What an interesting post. I just spent over an hour looking at the farm blogs mentioned on the Applied Mythology site. It’s wonderful to know about these farmers and their passion for what they do. The U.S. is certainly an interesting country, with so many diverse ways for people to lead fulfilling lives.
Elizabeth, I love the farm blogs too. It’s such a good way to get an idea of what farming is actually like as opposed to the cliched characterizations in the press.
Very interesting stuff, as usual.
I wonder if the high percentage of family-run farms doesn’t have more to do with producer-oriented concerns. Inheritance being one of them, and others perhaps having to do with a tendency for those running the farm to live and work close together, often in more rural areas–not an easy proposition even for family! The riskiness of farming is also a huge concern and given that American-style investment capitalism depends on consistent short-term economic gains to satisfy shareholders, it’s possible that large corporations don’t have any desire to run farms themselves.

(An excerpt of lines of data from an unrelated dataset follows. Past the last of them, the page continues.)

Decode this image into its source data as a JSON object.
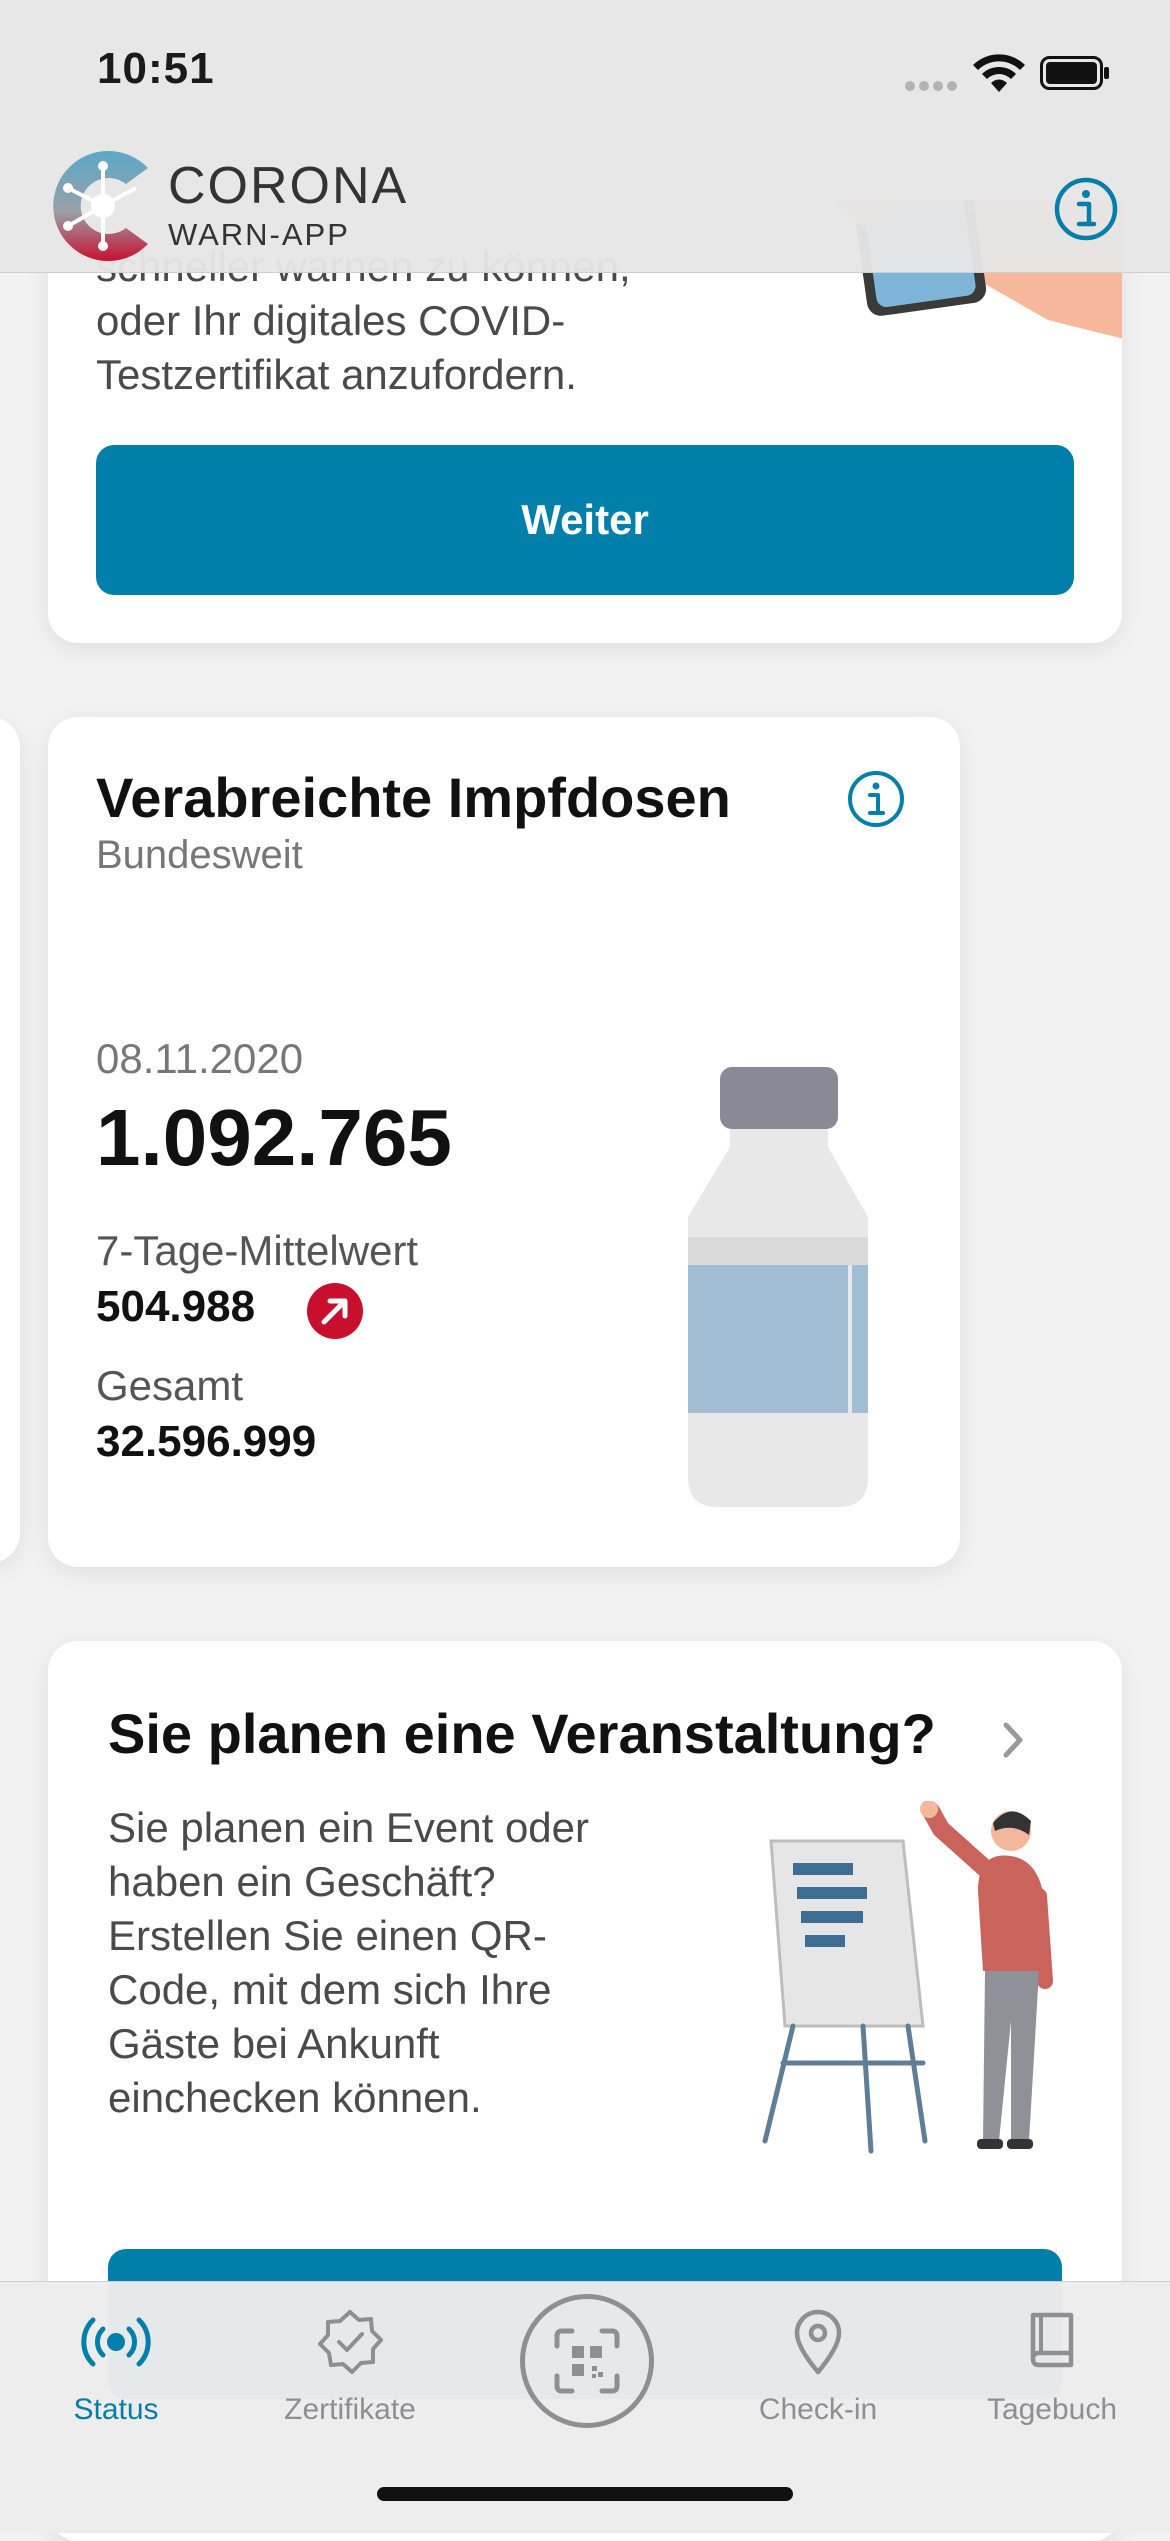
{
  "status_bar": {
    "time": "10:51"
  },
  "header": {
    "brand": "CORONA",
    "brand_sub": "WARN-APP",
    "info_icon": "info-icon"
  },
  "card_intro": {
    "text_lines": [
      "schneller warnen zu können,",
      "oder Ihr digitales COVID-",
      "Testzertifikat anzufordern."
    ],
    "button_label": "Weiter"
  },
  "vaccination_card": {
    "title": "Verabreichte Impfdosen",
    "subtitle": "Bundesweit",
    "date": "08.11.2020",
    "value": "1.092.765",
    "avg_label": "7-Tage-Mittelwert",
    "avg_value": "504.988",
    "trend": "up",
    "total_label": "Gesamt",
    "total_value": "32.596.999"
  },
  "event_card": {
    "title": "Sie planen eine Veranstaltung?",
    "text_lines": [
      "Sie planen ein Event oder",
      "haben ein Geschäft?",
      "Erstellen Sie einen QR-",
      "Code, mit dem sich Ihre",
      "Gäste bei Ankunft",
      "einchecken können."
    ]
  },
  "tabs": [
    {
      "label": "Status",
      "icon": "broadcast-icon",
      "active": true
    },
    {
      "label": "Zertifikate",
      "icon": "certificate-icon",
      "active": false
    },
    {
      "label": "",
      "icon": "qr-scan-icon",
      "active": false
    },
    {
      "label": "Check-in",
      "icon": "location-pin-icon",
      "active": false
    },
    {
      "label": "Tagebuch",
      "icon": "book-icon",
      "active": false
    }
  ],
  "colors": {
    "accent": "#007faa",
    "trend_up": "#c8102e",
    "logo_red": "#c8102e"
  }
}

As for your second question, if you’re separating out “groceries” from “farm produce,” you’re getting at categories that mean different things for consumers. People buy groceries and produce at grocery stores for convenience, price, selection, and reliability. People buy “farm produce” from CSAs or at farmers’ markets and the like because they see added value in food whose provenance they can identify. They may see it as more trustworthy / safer, more nutritious, more ethical (supporting “local” farmers), and even intrinsically “better.” Of course, the same broccoli could end up in both places and categories, which makes process, presentation, and perception hugely important.
Hi Greg, I think (know) inheritance is a huge concern, which is partly why many family farms are technically corporations. Getting on together is also an enormous problem and not one that I am sure is better handled in families than in more impersonal relationships.
On the second point, I was clumsily trying to get at the fact that most people are quite happy to buy butter, sugar, flour etc produced by large corporations but tend to think that fruits and vegetables are better bought at farmers’ markets for the reasons you refer to. It’s interesting that this perception has arisen.